Arrays of observed variables

Observed variable arrays are similar to constant variable arrays but the values can be changed before running inference. They can be created using Variable.Array or Variable.Observed, the latter providing the additional convenience of providing an initial setting for the array.

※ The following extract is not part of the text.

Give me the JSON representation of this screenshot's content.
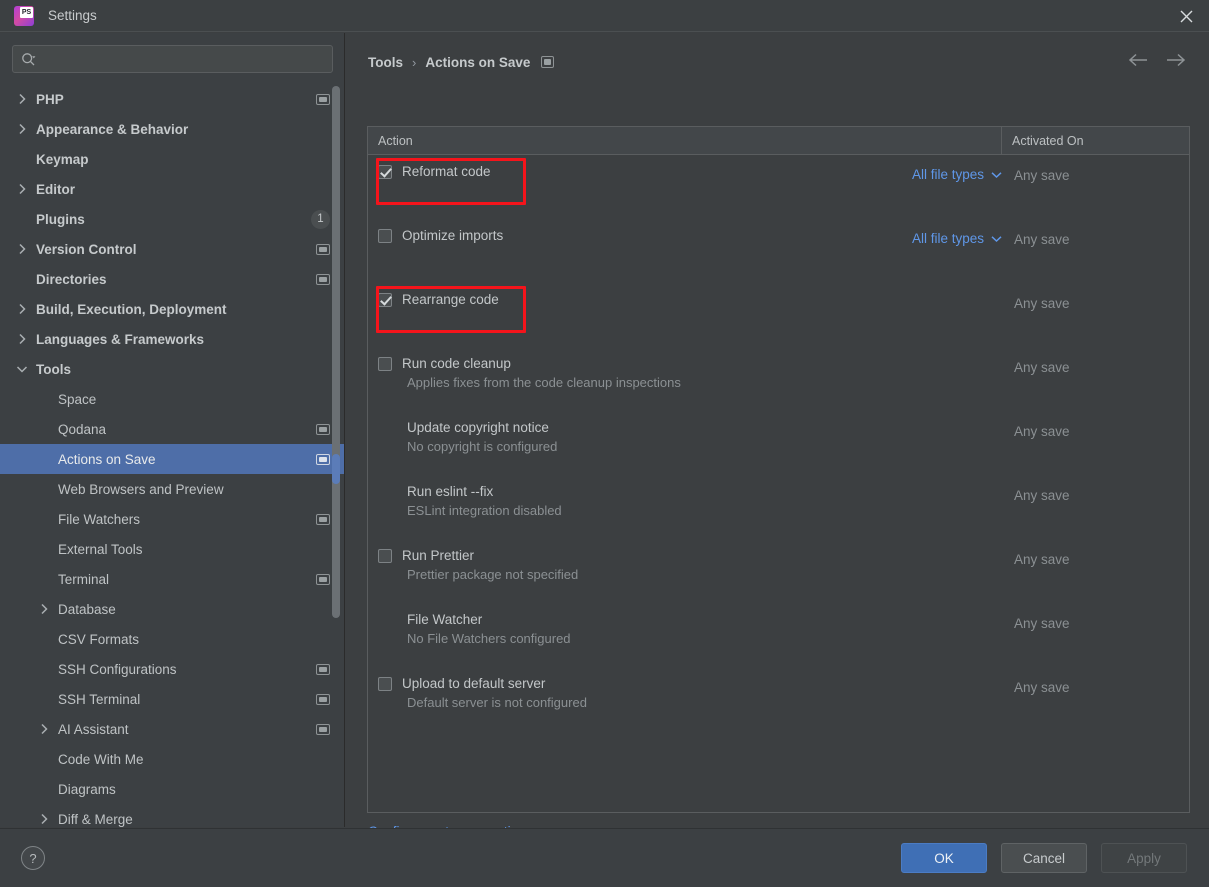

VariableArray<double> obs = Variable.Observed( new double[] { 1, 2, 3, 4 }, image);  
VariableArray2D<double> obs2D = Variable.Observed( new double[,] { {5,6}, {7,9} }, range1, range2);

Alternatively, you can define the observed variable arrays without specifying ranges, and define the ranges from the arrays:

VariableArray<double> obs = Variable.Observed(new double[] { 1, 2, 3, 4 });  
VariableArray2D<double> obs2D = Variable.Observed(new double[,] { { 5, 6 }, { 7, 9 } });  
Range r = obs.Range;Range r0 = obs2D.Range0;Range r1 = obs2D.Range1;

If you use Variable.Observed, you must supply initial values. If you want to omit the initial observed values, you should use Variable.Array instead. Here is an example for a 2D array where the array sizes and the array itself are not specified when defining the model:

Variable<int> sizeX = Variable.New<int>();  
Variable<int> sizeY = Variable.New<int>();  
Range x = new Range(sizeX);  
Range y = new Range(sizeX);  
VariableArray2D<double> arrayXY = Variable.Array<double>(x, y);

Later, when you want to run inference, you can supply the observed value as follows. Infer.NET will expect the array to be the same size as the ranges:

double[,] obs2DData = new double[,] { { 5, 6 }, { 7, 9 }, {6, 7} };  
sizeX.ObservedValue = obs2DData.GetLength(0);  
sizeY.ObservedValue = obs2DData.GetLength(1);  
arrayXY.ObservedValue = obs2DData;

Other array types

Observed variable arrays can have different type besides T[]. Some of the options are:

Variable.Observed<T>(IReadOnlyList<T>, Range r)
Variable.IList<T>(Range r)   
Variable.ISparseList<T>(Range r)  
Variable.IArray<T>(Range r)

See the Variable class for the full list.